- Counter to a widespread impression that audit quality diminishes when a former partner of the audit firm sits on the audit committee of the company being audited, audit quality actually goes up, researchers have found.
- On average, companies with an affiliated audit committee member were 21% less likely to misstate their financial results and 26% less likely to be late in reporting material weaknesses in their reporting systems.
- The reason: an affiliated audit committee member works with the audit firm to conduct the appropriate audit procedures, not merely more tests. “Having an audit committee member with personal, in-depth knowledge of the audit firm” is a virtue, say the researchers.
The study’s findings are based on data from 4,906 companies audited by one of the Big 4 auditing firms — KPMG, Ernst & Young, Deloitte and PricewaterhouseCoopers — during the nine years starting in 2004, the second year following passage of the Sarbanes-Oxley Act. That law charges audit committees with responsibility for the quality of corporate financial reporting.
Under the study, about 6% of the companies had an audit-committee member who was a former partner of the Big-4 firm conducting the audit, 12% had a member who was a former partner of another Big-4 firm, and the remainder had no former Big-4 partner on the audit committee.
The researchers assessed the quality of companies’ annual financial statements, the incidence of dismissals of audit firms, the size of audit fees, and the length of any reporting lag. They concluded companies with an affiliated audit committee member showed —
- Less likelihood of misstatements and of belated reporting of material weaknesses
- Less likelihood of audit-firm dismissal
- Lower audit fees
They also found no significant relationship between audit quality and the presence on the audit committee of a non-affiliated former Big-4 partner.

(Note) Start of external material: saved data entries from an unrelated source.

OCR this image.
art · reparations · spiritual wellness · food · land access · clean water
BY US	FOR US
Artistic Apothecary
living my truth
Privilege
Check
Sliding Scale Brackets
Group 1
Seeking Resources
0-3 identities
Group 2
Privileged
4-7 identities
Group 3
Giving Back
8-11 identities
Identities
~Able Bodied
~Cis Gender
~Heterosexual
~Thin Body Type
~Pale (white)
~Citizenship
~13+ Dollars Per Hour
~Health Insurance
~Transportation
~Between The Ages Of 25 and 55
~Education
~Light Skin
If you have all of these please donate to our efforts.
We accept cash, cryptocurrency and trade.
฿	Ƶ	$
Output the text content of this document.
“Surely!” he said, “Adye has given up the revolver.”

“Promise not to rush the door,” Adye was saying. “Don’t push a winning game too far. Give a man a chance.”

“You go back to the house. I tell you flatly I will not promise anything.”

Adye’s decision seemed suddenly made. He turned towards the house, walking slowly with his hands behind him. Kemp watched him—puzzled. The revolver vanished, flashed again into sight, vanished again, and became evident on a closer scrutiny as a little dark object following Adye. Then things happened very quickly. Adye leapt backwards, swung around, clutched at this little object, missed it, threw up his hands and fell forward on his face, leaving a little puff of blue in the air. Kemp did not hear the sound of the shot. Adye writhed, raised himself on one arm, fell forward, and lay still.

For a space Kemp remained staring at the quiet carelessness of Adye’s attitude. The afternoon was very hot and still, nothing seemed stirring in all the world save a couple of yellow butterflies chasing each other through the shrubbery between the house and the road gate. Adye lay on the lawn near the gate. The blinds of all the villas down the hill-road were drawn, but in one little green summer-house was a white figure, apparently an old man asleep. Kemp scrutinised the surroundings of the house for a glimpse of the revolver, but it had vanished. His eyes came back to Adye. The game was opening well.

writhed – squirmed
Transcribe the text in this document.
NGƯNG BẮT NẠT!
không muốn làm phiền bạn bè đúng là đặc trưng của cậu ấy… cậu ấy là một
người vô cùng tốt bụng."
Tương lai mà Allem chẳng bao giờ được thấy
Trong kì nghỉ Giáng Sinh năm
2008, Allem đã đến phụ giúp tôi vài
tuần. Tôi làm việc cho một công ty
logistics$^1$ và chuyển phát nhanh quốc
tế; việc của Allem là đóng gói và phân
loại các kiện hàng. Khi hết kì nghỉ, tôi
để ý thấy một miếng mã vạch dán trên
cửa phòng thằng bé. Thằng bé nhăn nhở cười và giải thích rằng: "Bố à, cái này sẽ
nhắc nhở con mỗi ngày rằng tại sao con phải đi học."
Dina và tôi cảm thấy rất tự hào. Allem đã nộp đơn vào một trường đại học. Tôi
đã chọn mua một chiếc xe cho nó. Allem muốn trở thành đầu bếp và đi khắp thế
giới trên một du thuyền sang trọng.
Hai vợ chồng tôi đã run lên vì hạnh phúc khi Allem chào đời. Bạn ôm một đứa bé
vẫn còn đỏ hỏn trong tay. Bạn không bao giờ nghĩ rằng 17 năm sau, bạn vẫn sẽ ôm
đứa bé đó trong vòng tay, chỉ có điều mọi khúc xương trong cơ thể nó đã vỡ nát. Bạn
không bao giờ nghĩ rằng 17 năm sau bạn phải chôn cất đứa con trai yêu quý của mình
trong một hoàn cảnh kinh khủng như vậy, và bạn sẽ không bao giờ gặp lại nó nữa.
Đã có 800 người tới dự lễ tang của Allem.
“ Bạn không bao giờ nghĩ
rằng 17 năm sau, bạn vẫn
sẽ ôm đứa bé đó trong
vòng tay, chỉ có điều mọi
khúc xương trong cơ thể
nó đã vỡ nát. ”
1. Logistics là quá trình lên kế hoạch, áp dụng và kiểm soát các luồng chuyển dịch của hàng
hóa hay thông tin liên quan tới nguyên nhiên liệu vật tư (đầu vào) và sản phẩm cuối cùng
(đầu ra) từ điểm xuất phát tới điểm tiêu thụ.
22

Past studies have contributed to the view affiliated audit committee members are bad for audits by finding these firms less likely to challenge companies’ aggressive accounting decisions. But the current study counter-balances that view, for two reasons:
- When an affiliated partner serves on the audit committee, the committee’s financial reporting quality objectives align with the audit firm.
- Affiliated partners can use their knowledge of, and identification with, the audit firm to improve the audit process and the communication between the two parties.
“Thus [they] are likely to improve audit quality,” said the researchers, Thomas Omer and Marjorie Shelley of the University of Nebraska—Lincoln, Brant Christensen of the University of Oklahoma, and Paul Wong of the University of California, Davis.
The study appeared in Auditing: A Journal of Practice and Theory, published by the American Accounting Association.